Embedded within large-scale protein interaction networks are signaling pathways that encode response cascades in the cell. Unfortunately, even for well-studied species like S. cerevisiae, only a ...fraction of all true protein interactions are known, which makes it difficult to reason about the exact flow of signals and the corresponding causal relations in the network. To help address this problem, we introduce a framework for predicting new interactions that aid connectivity between upstream proteins (sources) and downstream transcription factors (targets) of a particular pathway.
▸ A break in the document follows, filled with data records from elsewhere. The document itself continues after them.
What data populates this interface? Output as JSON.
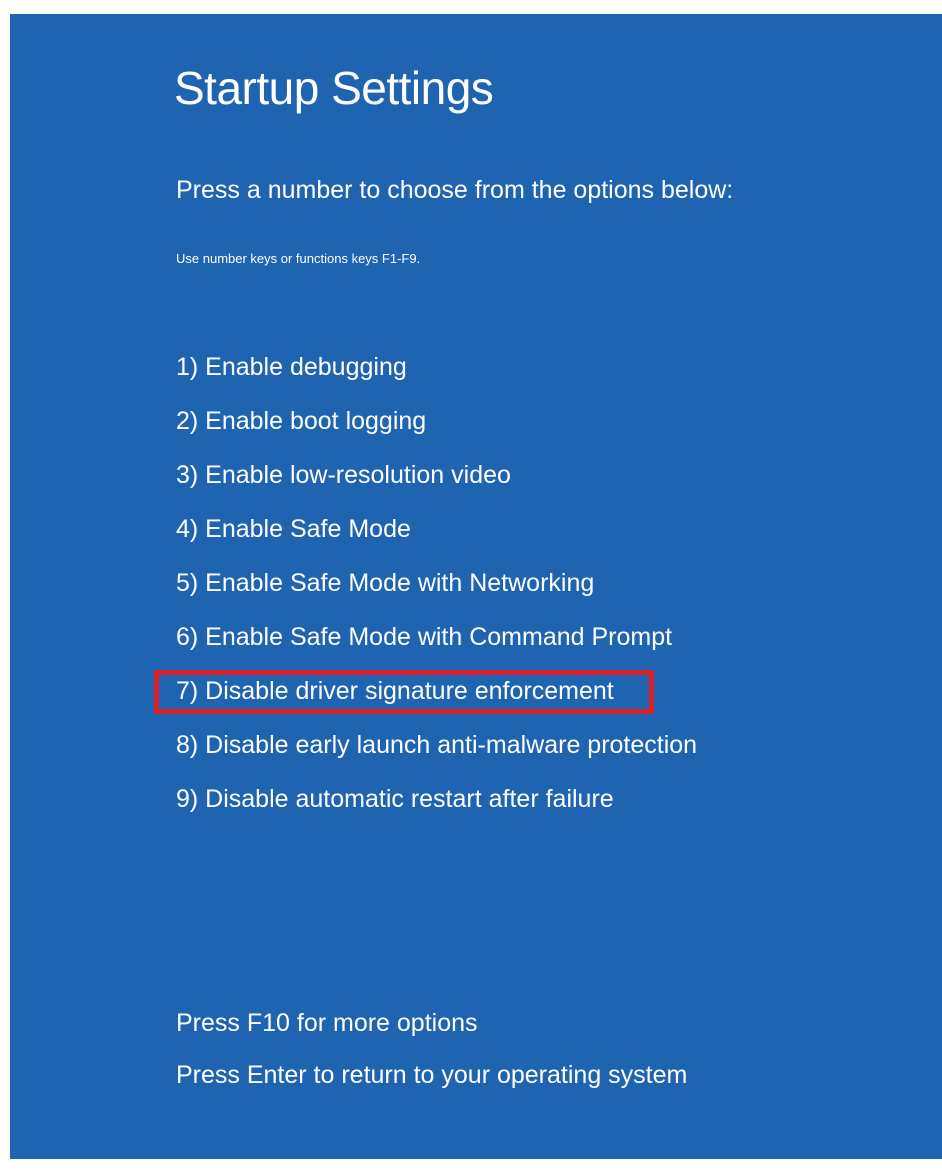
{
  "screen": {
    "title": "Startup Settings",
    "subtitle": "Press a number to choose from the options below:",
    "hint": "Use number keys or functions keys F1-F9.",
    "background_color": "#1f64b1",
    "highlight_color": "#d8202f"
  },
  "options": [
    {
      "label": "1) Enable debugging"
    },
    {
      "label": "2) Enable boot logging"
    },
    {
      "label": "3) Enable low-resolution video"
    },
    {
      "label": "4) Enable Safe Mode"
    },
    {
      "label": "5) Enable Safe Mode with Networking"
    },
    {
      "label": "6) Enable Safe Mode with Command Prompt"
    },
    {
      "label": "7) Disable driver signature enforcement",
      "highlighted": true
    },
    {
      "label": "8) Disable early launch anti-malware protection"
    },
    {
      "label": "9) Disable automatic restart after failure"
    }
  ],
  "footer": {
    "more_options": "Press F10 for more options",
    "return": "Press Enter to return to your operating system"
  }
}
Our algorithms attempt to globally minimize the distance between sources and targets by finding a small set of shortcut edges to add to the network. Unlike existing algorithms for predicting general protein interactions, by focusing on proteins involved in specific responses our approach homes-in on pathway-consistent interactions. We applied our method to extend pathways in osmotic stress response in yeast and identified several missing interactions, some of which are supported by published reports. We also performed experiments that support a novel interaction not previously reported. Our framework is general and may be applicable to edge prediction problems in other domains.